As we walked home from the dinner, after having stumbled upon the coolest Christmas-y Santa train for kids and the magical winter lights which accompany it, we started talking about what we were thankful for, as the tradition wants Рand as we should do more than once a year. Good health, family, friends, our education and opportunities, as well as gratitude that we live such easy lives, made the list, as they should. All too often we tend to forget how good we have it and how lucky we are. Thanksgiving night is not one night when shuch a thing happens.

But as much as I enjoy the French celebration of this American holiday, I cannot wait for next year and the chance to finally witness the real deal: a day filled with family (even if it’s not mine given the geographical distance), food, gratitude, and football. Because let’s face it, the football part is crucial as well. Until then, I will happily live on to the memories of my wonderful Turkey Days in France.


This coming August, I will be boarding a plane taking me to the United States, where I will be spending 10 months of my life studying at a university yet to be determined. This may seem very nice, interesting, such a great opportunity. Few people realize how much this fateful moment will mean to me, and why I tear up just thinking about it. Few people realize this has been my #1 dream for almost eight years, a dream finally within reach, and I don’t think even those who do, can understand why it makes me so emotional.

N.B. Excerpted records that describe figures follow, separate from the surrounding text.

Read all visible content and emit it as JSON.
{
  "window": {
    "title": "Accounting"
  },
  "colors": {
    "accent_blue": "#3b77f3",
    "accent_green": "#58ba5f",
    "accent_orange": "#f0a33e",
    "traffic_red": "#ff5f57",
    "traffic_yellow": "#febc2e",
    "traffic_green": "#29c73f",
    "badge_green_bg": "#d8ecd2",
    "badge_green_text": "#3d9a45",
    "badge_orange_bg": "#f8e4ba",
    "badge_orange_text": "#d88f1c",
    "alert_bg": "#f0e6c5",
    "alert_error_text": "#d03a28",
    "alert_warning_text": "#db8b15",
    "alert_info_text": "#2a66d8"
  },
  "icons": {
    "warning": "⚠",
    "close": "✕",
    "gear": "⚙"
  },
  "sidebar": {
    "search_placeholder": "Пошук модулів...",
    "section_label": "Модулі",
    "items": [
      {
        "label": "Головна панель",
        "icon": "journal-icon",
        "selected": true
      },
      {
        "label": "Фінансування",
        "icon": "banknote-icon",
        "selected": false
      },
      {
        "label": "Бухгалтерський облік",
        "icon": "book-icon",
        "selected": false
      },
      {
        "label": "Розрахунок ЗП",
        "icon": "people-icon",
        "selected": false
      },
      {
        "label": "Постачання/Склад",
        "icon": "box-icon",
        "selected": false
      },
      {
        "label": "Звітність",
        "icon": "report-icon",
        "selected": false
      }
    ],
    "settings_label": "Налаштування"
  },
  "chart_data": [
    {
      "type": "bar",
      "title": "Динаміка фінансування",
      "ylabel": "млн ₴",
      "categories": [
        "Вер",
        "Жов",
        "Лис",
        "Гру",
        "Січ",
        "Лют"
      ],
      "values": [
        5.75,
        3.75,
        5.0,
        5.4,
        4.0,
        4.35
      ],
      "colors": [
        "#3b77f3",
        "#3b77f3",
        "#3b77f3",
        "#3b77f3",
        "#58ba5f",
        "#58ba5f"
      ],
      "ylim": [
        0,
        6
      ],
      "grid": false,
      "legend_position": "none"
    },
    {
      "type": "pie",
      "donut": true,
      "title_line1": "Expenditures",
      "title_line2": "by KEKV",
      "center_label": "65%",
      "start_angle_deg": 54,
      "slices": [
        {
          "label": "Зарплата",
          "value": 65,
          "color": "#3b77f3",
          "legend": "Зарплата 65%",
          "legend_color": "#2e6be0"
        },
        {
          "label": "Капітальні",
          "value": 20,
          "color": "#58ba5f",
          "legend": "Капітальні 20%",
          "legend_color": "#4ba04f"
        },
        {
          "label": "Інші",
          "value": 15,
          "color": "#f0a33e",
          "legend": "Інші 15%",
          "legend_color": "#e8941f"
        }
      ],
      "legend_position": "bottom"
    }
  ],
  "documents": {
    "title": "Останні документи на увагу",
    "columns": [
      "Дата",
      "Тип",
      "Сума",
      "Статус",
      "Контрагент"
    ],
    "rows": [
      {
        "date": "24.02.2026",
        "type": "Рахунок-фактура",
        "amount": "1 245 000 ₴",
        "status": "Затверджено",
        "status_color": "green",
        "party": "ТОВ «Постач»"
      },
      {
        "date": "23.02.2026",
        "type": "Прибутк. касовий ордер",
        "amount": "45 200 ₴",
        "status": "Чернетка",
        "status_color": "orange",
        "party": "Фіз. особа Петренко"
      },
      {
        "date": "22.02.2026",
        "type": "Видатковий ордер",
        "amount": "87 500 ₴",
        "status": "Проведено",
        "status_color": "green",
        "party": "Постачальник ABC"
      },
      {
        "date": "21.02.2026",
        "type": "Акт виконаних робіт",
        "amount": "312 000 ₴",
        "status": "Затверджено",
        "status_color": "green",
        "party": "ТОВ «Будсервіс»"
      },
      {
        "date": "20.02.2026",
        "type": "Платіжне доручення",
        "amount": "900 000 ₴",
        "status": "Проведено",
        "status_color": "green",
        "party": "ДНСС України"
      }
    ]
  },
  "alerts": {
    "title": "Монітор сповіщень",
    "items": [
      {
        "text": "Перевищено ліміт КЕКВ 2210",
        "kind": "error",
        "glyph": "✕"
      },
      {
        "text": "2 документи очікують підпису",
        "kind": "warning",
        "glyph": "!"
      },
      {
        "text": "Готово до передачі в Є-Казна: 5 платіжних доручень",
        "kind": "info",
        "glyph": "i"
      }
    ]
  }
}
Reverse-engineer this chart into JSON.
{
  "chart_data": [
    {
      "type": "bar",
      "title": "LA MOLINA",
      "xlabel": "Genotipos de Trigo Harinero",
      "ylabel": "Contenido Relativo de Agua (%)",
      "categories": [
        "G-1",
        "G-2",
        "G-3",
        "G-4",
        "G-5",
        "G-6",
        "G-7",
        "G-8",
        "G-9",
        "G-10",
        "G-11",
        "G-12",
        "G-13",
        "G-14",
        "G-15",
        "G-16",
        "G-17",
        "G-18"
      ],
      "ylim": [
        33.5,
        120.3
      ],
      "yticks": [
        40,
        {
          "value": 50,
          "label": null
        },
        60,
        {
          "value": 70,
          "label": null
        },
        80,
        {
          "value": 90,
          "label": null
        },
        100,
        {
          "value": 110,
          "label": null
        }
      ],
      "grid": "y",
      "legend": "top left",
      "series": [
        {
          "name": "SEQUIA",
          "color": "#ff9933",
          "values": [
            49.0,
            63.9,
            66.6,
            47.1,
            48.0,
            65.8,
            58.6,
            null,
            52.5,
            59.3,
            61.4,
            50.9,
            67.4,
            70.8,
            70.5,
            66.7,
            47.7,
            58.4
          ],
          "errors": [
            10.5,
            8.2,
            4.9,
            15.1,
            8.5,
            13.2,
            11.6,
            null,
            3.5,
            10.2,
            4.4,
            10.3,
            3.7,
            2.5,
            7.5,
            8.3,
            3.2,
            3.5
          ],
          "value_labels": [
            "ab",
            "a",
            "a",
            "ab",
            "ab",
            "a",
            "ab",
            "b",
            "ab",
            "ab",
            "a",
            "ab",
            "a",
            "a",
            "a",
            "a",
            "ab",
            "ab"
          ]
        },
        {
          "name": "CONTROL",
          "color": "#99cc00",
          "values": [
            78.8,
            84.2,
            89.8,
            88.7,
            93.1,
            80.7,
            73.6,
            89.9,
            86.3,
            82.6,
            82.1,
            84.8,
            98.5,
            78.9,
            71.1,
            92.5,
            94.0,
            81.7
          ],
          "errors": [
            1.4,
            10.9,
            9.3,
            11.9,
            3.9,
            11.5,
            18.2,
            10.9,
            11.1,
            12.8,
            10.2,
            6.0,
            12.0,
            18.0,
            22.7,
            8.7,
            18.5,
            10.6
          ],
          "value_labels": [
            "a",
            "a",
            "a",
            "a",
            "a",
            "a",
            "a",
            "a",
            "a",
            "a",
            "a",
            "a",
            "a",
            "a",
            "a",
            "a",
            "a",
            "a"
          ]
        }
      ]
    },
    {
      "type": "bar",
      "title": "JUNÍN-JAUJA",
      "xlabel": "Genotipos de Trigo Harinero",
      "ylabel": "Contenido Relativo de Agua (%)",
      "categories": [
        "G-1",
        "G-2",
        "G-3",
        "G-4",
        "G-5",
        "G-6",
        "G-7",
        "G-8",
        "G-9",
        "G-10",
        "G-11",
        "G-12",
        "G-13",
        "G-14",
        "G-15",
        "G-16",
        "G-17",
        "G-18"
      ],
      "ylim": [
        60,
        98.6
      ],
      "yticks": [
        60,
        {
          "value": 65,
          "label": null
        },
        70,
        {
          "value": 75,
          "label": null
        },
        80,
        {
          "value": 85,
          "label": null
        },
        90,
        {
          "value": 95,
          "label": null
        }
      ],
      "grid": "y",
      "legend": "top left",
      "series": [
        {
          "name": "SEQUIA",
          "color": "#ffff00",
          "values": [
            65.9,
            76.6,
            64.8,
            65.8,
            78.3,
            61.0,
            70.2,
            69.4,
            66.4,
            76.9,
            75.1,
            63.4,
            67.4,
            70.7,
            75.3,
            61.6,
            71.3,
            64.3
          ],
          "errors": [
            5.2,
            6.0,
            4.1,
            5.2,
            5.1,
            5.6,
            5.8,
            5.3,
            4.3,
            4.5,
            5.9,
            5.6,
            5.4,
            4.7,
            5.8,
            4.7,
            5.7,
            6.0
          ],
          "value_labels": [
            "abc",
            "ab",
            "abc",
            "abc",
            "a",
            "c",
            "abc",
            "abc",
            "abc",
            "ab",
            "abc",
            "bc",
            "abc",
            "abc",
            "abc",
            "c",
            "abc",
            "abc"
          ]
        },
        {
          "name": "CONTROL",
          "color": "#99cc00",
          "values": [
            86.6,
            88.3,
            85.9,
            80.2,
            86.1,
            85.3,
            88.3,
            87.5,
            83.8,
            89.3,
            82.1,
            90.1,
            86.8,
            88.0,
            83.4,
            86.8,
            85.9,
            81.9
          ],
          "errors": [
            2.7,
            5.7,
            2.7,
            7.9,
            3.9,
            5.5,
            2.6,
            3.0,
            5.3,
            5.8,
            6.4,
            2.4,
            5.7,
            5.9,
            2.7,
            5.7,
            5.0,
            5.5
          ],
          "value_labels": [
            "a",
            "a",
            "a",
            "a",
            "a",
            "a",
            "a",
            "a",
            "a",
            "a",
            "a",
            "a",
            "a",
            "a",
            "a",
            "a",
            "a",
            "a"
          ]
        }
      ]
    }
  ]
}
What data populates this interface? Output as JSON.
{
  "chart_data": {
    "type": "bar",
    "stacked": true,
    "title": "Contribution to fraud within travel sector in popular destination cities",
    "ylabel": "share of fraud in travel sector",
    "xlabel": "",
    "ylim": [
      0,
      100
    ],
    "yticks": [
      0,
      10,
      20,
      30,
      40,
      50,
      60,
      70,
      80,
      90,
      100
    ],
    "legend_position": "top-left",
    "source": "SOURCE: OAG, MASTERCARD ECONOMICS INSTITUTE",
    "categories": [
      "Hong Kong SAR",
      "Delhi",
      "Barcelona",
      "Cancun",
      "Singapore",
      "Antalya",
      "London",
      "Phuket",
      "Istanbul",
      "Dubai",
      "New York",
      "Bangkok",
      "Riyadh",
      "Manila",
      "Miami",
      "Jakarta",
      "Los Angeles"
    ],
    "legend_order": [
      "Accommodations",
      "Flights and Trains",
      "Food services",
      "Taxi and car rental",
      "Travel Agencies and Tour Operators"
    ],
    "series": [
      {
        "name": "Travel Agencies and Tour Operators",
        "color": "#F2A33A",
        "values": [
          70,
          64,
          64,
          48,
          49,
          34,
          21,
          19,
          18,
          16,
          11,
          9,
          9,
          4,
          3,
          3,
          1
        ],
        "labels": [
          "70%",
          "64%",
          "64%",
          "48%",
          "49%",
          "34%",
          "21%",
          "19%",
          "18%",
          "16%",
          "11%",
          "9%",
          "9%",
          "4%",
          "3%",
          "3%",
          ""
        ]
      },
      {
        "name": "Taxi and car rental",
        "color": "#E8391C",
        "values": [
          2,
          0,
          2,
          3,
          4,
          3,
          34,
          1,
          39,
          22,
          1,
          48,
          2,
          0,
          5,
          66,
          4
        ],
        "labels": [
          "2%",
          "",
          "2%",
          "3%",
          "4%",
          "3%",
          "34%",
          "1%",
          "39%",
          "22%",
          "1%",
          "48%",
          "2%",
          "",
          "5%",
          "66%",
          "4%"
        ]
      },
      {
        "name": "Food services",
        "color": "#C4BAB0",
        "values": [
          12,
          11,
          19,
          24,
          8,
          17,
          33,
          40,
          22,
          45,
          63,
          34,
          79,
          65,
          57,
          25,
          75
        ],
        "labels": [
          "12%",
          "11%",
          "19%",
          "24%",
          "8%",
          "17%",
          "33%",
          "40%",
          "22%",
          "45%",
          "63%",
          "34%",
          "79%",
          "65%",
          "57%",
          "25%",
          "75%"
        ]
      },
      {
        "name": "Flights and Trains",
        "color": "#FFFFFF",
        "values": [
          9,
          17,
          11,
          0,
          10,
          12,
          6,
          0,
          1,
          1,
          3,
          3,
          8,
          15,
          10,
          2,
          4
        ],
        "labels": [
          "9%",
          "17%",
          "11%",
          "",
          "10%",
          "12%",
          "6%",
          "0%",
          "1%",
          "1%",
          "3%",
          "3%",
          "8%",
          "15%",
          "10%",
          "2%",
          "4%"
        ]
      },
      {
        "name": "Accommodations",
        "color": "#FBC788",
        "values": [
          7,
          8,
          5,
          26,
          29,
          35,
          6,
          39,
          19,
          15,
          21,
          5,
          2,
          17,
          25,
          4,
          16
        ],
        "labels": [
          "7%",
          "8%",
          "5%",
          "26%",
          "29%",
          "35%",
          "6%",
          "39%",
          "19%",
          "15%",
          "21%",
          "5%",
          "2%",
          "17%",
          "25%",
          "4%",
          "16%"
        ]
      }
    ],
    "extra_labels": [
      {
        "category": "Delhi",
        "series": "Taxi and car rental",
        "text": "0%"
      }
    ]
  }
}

So here is a tribute to this dream. I was 12 years old the first time I set foot in the US, and returned two years later. Then, in 2011, I got the most amazing opportunity: I got to spend six weeks at an Indiana high school; it was the most wonderful experience I have had so far, and I enjoyed every moment of it. Yes, even that time I cried at Cedar Point because I was utterly mortified at the idea of getting in a roller-coaster. (I ended up not riding it, because you know, I don’t like to feel like I might die.) In the small town of Warsaw, Indiana, I fell in love with football, and learned to understand American conservatism – one of those things you can only comprehend if you have seen it firsthand. But this tale would be incomplete without the bigger dream behind it. You see, after I returned from my first stay in the US, I was determined to attend college there. Brown, USC, Columbia, Harvard… Thoughout the years, many schools have come and gone through my wishlist; yes, there are three Ivies on this list. I am an ambitious person. But one of these remains at a special place in my heart, even though I can’t fully explain why: USC. Maybe it’s because it was the first school I really felt something for; the first I pictured myself at. I’m a sentimental person like that.

I applied to Columbia and Harvard during the college application process, and got rejected by both. Harvard was ok, I never thought I would get in anyway. But Columbia had morphed into my dream school, the place I could see myself study at for four years. Little did I know, a year and a half later I would not even wish attending anymore. Besides, I probably needed to be reminded that you can’t always get what you want, but that in the end everything works out anyway.

You see, my current school has the most amazing program: it requires us to spend our third year abroad, either at a partner university or doing an internship. I will be attending college in the US, which has been a lifelong goal of mine. I considered USC, even though I’m no big LA-lover, for the obvious reason that I am madly in love with the school, but it doesn’t give us access to all departments of the university, so I had to find another choice. And so came UT Austin. It has everything I am looking for: killer Communications and Film departments, a great football team, cool traditions, and a very present Greek system. Also, it’s a gigantic school, which I would love to experience after spending two years at an institution which currently counts 300 students at my campus (don’t get me wrong, I love our campus, but I would also like to know how it is to attend school with 50,000 other people. That’s as much students as there are people in my hometown). I need to get accepted of course, but whatever happens, I will be spending the most amazing year for sure.

Hopefully home next year

Hopefully home next year. Hook em!

When I board that plane in August, I will probably be crying like a baby. Sad tears, because I will be leaving my family behind for an entire year and heading off into the unknown, to a country which I have certainly visited but still have everything to learn about. But there will also be happy tears, oh so many happy tears. In less than a year, the dream is coming true. In less than a year, I will be living what I have been working towards since I was twelve. And it will be the most wonderful experience of my life, that I can guarantee. As Walt Disney would say, “If you can dream it, you can do it.” Almost there. Hook ’em.